The JAMA meta-analysis wound up including just six studies — out of the more than 2,000 the authors considered — on only two drugs, the selective serotonin uptake inhibitor (SSRI) Paxil and an older tricyclic drug called imipramine, though there are dozens of antidepressants on the market. (Paxil happens to be the most controversial of all SSRIs; it is most strongly associated with negative side effects that many similar medications do not have, such as weight gain, withdrawal symptoms and possibly even birth defects.) The meta-analysis also did not include studies that had a "placebo washout period" — those that start all patients on placebo before introducing the antidepressant, in order to identify and eliminate people who get better on their own. While drug companies argue that these studies help them gauge the real effects of the drug, critics say they give antidepressants an advantage that doesn't reflect clinical practice — either way, eliminating these studies strengthens the placebo effect in a meta-analysis.

Further, when data are aggregated, patients' opposing responses to antidepressants can cancel each other out.
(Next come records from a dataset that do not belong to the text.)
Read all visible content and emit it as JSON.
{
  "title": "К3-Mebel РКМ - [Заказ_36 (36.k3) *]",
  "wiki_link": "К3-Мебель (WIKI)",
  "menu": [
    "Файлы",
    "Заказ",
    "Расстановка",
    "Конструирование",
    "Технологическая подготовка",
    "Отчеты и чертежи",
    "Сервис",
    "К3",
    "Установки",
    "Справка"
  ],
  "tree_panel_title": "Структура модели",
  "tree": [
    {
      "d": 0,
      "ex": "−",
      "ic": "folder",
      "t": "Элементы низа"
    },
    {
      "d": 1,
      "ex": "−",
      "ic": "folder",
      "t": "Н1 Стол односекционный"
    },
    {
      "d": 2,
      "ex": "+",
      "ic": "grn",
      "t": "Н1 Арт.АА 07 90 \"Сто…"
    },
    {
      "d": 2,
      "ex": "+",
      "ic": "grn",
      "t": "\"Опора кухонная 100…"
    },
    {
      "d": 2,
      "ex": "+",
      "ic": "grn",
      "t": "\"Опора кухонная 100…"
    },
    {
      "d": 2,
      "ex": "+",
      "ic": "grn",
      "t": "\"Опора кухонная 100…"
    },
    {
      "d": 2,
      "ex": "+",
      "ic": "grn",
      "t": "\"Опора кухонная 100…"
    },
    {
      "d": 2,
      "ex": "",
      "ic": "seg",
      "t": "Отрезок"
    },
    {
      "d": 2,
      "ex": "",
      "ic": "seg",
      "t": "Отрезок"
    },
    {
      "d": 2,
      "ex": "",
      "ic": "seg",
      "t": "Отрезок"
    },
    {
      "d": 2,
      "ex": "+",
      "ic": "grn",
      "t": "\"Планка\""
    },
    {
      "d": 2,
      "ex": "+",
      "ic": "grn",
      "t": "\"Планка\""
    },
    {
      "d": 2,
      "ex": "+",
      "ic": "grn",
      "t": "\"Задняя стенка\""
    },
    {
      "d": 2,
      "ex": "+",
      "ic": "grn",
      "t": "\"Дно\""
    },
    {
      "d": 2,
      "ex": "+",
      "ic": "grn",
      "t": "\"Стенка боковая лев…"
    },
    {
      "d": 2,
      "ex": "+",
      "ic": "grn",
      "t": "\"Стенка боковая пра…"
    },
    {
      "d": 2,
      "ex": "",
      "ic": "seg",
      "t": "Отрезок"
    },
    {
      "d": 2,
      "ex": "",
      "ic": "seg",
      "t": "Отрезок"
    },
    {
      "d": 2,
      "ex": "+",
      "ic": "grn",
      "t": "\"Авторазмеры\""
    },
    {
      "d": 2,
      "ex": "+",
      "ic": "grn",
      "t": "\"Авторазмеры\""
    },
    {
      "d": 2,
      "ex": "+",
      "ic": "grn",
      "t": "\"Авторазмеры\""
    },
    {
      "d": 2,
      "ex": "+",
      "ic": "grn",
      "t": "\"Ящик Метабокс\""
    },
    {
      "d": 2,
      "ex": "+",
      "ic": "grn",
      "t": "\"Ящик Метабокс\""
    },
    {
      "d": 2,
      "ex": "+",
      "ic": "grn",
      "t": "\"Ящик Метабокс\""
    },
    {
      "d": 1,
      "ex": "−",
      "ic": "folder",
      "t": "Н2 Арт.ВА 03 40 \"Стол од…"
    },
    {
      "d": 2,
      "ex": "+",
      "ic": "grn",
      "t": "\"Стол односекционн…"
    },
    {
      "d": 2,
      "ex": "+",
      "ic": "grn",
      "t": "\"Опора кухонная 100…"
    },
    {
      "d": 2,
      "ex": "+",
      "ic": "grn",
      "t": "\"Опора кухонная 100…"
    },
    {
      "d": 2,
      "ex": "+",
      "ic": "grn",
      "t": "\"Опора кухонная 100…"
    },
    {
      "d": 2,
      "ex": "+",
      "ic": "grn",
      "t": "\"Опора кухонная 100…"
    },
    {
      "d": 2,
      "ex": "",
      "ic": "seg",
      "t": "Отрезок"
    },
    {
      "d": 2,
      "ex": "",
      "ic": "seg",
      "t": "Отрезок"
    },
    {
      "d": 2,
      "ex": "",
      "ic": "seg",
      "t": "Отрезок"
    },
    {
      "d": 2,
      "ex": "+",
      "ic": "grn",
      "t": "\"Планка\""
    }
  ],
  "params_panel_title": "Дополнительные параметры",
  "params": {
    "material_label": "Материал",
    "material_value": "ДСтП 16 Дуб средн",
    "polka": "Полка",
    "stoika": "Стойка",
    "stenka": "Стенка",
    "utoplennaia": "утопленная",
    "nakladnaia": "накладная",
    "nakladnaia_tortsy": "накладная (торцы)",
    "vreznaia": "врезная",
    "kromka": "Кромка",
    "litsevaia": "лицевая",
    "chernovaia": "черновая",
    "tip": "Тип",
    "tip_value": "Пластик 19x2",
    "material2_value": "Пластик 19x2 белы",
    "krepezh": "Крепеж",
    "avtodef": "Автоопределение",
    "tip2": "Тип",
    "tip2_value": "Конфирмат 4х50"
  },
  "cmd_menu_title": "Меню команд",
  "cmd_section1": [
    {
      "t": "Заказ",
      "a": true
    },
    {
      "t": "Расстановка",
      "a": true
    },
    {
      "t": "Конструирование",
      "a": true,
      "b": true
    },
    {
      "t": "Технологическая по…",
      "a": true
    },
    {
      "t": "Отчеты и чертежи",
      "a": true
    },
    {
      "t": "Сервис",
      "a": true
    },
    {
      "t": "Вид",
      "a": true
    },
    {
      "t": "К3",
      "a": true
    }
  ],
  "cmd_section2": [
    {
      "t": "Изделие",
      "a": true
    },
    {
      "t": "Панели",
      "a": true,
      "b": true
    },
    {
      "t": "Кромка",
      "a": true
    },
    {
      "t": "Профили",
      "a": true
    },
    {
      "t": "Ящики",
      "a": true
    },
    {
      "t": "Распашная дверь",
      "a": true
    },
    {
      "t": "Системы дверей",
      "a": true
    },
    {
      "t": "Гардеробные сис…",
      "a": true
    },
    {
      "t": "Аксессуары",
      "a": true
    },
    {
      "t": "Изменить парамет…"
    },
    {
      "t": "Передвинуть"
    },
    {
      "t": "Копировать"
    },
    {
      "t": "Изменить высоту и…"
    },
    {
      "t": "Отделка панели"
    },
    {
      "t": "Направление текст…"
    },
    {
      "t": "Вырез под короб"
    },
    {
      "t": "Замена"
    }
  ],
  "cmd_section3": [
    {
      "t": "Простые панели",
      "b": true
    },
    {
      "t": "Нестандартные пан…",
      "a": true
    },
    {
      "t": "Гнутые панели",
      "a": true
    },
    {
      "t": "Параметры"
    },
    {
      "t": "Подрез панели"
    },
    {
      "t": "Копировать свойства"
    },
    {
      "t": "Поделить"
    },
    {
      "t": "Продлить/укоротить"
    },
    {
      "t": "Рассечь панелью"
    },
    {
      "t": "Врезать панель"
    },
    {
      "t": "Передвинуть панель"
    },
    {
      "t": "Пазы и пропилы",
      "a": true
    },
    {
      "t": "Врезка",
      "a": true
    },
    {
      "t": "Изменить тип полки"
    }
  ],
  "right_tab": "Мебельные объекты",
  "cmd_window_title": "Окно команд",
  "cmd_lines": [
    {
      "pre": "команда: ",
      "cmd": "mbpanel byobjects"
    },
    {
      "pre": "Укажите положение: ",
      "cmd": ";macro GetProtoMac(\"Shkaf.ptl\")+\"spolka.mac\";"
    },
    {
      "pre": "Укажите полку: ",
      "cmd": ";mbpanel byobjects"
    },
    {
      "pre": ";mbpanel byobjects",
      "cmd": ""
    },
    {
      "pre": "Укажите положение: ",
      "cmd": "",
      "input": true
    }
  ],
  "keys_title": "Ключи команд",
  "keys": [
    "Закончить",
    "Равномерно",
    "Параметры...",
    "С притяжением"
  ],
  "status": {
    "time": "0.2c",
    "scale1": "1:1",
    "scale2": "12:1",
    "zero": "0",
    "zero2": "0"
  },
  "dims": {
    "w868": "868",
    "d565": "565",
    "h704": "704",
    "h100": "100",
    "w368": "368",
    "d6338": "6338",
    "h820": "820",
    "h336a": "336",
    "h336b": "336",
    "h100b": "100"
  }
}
If one patient's depression score drops 20 points while taking medication, and another's increases by the same amount, in aggregate there has been no effect. "You can have an overall slightly significant change in active treatment vs. placebo, but what you may see when you look at the figures on a patient-by-patient level is that there are dramatic differences," says Richard Tranter, a psychiatrist and consultant with the North West Wales NHS Trust in the U.K., who was not involved in the JAMA study.

Overall, the scientific evidence confirms that not all patients respond the same way to antidepressants, and not all antidepressants — even those in the same class — work the same way in any given individual. One drug can, in fact, have profoundly different effects in the same patient at different times in his or her life.

Yet even with its narrow selection of studies, the JAMA review still showed improvement in people with severe depression and those whose illness was mild but chronic. And the troublesome data from placebo-controlled antidepressant trials is not unique to this type of drug. Notably, about half of all clinical trials of opioid painkillers like OxyContin, which are powerful and known to work, show the drug to be no more effective than placebo, according to Dr. Gavril Pasternak, an opioid expert at Memorial Sloan-Kettering Cancer Center. Again, it's not because the medication is ineffective, but because of the huge variance in individual response and metabolism of the drug.